In a statement, SAS said it would have to cancel 50% of scheduled flights because of the strike, which it said would impact 30,000 passengers per day.
European budget airline EasyJet, which already had to slash flights earlier this summer because of logistical problems, is expecting flight crews across Spain to strike for three busy weekends in the month of July.
Brian Kelly, the founder of The Points Guy, told ABC News that there are “more strikes on the horizon” for airlines across Europe which could be disastrous for travelers.

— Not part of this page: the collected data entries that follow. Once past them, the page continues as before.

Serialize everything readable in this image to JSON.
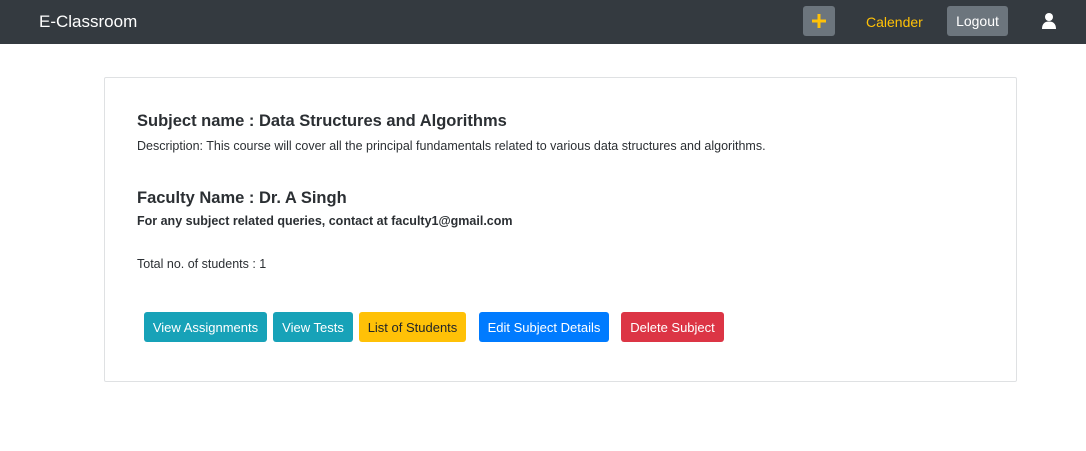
{
  "navbar": {
    "brand": "E-Classroom",
    "add_icon": "plus-icon",
    "calendar_label": "Calender",
    "logout_label": "Logout",
    "user_icon": "user-icon",
    "accent_color": "#ffc107",
    "background_color": "#343a40"
  },
  "subject": {
    "title": "Subject name : Data Structures and Algorithms",
    "description": "Description: This course will cover all the principal fundamentals related to various data structures and algorithms."
  },
  "faculty": {
    "title": "Faculty Name : Dr. A Singh",
    "contact": "For any subject related queries, contact at faculty1@gmail.com"
  },
  "students": {
    "count_text": "Total no. of students : 1"
  },
  "actions": {
    "view_assignments": "View Assignments",
    "view_tests": "View Tests",
    "list_students": "List of Students",
    "edit_subject": "Edit Subject Details",
    "delete_subject": "Delete Subject"
  }
}
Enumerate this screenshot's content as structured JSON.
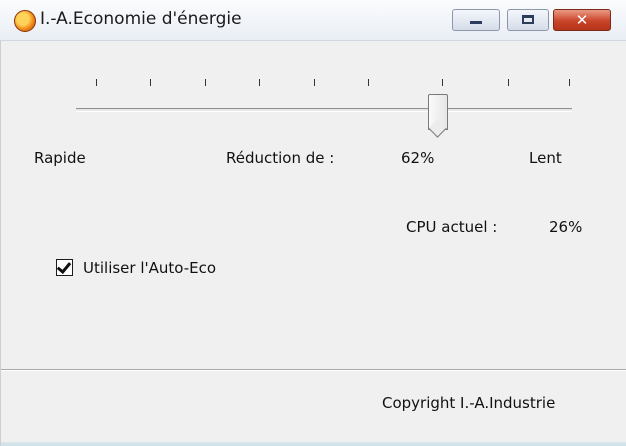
{
  "window": {
    "title": "I.-A.Economie d'énergie",
    "close_label": "✕"
  },
  "slider": {
    "tick_count": 9,
    "value_fraction": 0.73
  },
  "labels": {
    "rapide": "Rapide",
    "reduction_label": "Réduction de :",
    "reduction_value": "62%",
    "lent": "Lent",
    "cpu_label": "CPU actuel :",
    "cpu_value": "26%"
  },
  "autoeco": {
    "label": "Utiliser l'Auto-Eco",
    "checked": true
  },
  "footer": {
    "copyright": "Copyright I.-A.Industrie"
  },
  "colors": {
    "close_button": "#c9452a",
    "window_bg": "#f0f0f0"
  }
}
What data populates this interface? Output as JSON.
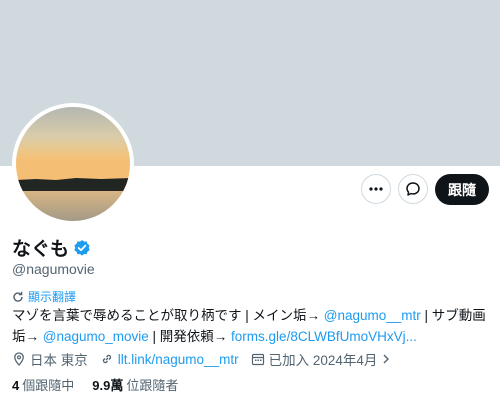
{
  "profile": {
    "name": "なぐも",
    "handle": "@nagumovie",
    "follow_label": "跟隨",
    "translate_label": "顯示翻譯",
    "bio": {
      "part1": "マゾを言葉で辱めることが取り柄です | メイン垢→ ",
      "mention1": "@nagumo__mtr",
      "part2": " | サブ動画垢→ ",
      "mention2": "@nagumo_movie",
      "part3": " | 開発依頼→ ",
      "link": "forms.gle/8CLWBfUmoVHxVj..."
    },
    "location": "日本 東京",
    "website": "llt.link/nagumo__mtr",
    "joined": "已加入 2024年4月",
    "following_count": "4",
    "following_label": "個跟隨中",
    "followers_count": "9.9萬",
    "followers_label": "位跟隨者"
  },
  "colors": {
    "accent": "#1d9bf0",
    "banner": "#cfd9de",
    "text": "#0f1419",
    "muted": "#536471"
  }
}
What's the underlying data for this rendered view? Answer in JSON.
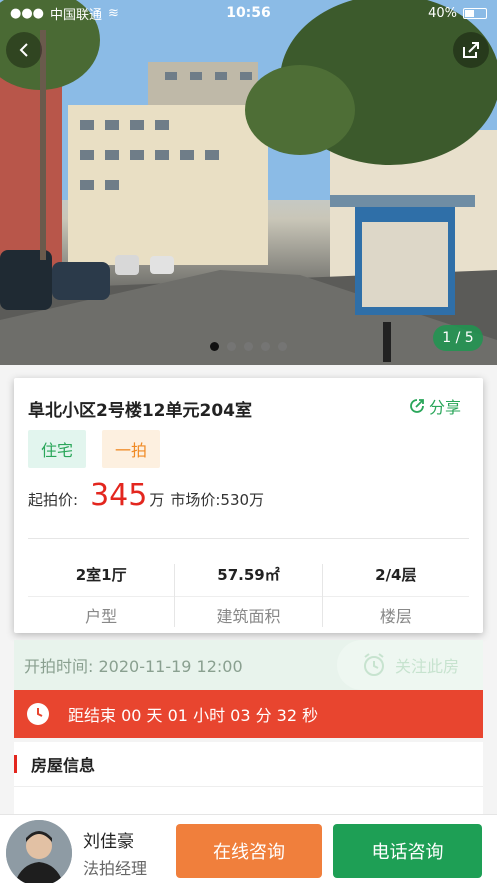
{
  "status_bar": {
    "carrier": "中国联通",
    "time": "10:56",
    "battery": "40%"
  },
  "gallery": {
    "counter": "1 / 5",
    "slide_count": 5,
    "active_index": 0
  },
  "listing": {
    "title": "阜北小区2号楼12单元204室",
    "share_label": "分享",
    "tags": [
      "住宅",
      "一拍"
    ],
    "start_price_label": "起拍价:",
    "start_price_value": "345",
    "start_price_unit": "万",
    "market_price": "市场价:530万",
    "stats": [
      {
        "value": "2室1厅",
        "label": "户型"
      },
      {
        "value": "57.59㎡",
        "label": "建筑面积"
      },
      {
        "value": "2/4层",
        "label": "楼层"
      }
    ]
  },
  "auction": {
    "start_time": "开拍时间:  2020-11-19 12:00",
    "follow_label": "关注此房",
    "countdown": "距结束 00 天 01 小时 03 分 32 秒"
  },
  "section": {
    "title": "房屋信息"
  },
  "agent": {
    "name": "刘佳豪",
    "role": "法拍经理",
    "online_button": "在线咨询",
    "phone_button": "电话咨询"
  },
  "colors": {
    "accent_green": "#2aa65a",
    "price_red": "#e3261e",
    "countdown_red": "#e8452f",
    "online_orange": "#f07f3c",
    "phone_green": "#1e9f55"
  }
}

“When there’s an entire strike, there’s nothing you can do,” Kelly said. “The airline can’t even send another flight to get you to where you’re going. So beware, understand where strikes are going to happen and also understand your rights.”
How you can prepare
Experts said there are things travelers can do to minimize problems ahead of time. When it comes to booking, nonstop flights reduce the possibility of losing bags or experiencing a missed or cancelled connection.
“When possible, fly nonstop,” Kelly said. “Any time you add in a connection, you’re asking for trouble.”
But, if travelers do have to take a connection, Keyes recommends looking to airports where operations have been smooth.
“If you have a choice of where you might connect onward to your final destination, I would prioritize those airports in Spain and Portugal and others over the airports in, say, Netherlands or the United Kingdom, because Northern Europe is where the chaos has been,” Keyes said.
Other good rules of thumb, according to travel booking platform Hopper, are to fly early in the day and to build buffer days into travel plans just in case of any meltdowns.
What to do if you are delayed or canceled
Experts said that early delays or cancellations could work in a traveler’s favor if it happens in advance. Keyes said that a cancellation can be “actually an opportunity to get a more convenient flight at no extra cost.”
In order to prevent travelers from cashing in on a refund, Keyes said they might instead be able to get on a better flight, such as a direct flight or one scheduled for a better time of day.
“Don’t be afraid to ask for a better flight than you had originally booked,” Keyes said. “Whether it’s different dates, whether it’s a more direct route, whether it’s just connecting through a more reliable airport because you won’t have to pay for those changes if the airline grants it to you.”
In addition to another flight, travelers can be eligible for serious compensation under European regulation 261, requiring airlines to compensate people up to €600 per person for major delays.
Keyes stressed that travelers should stay flexible, especially because he does not expect the intense delays to end any time soon.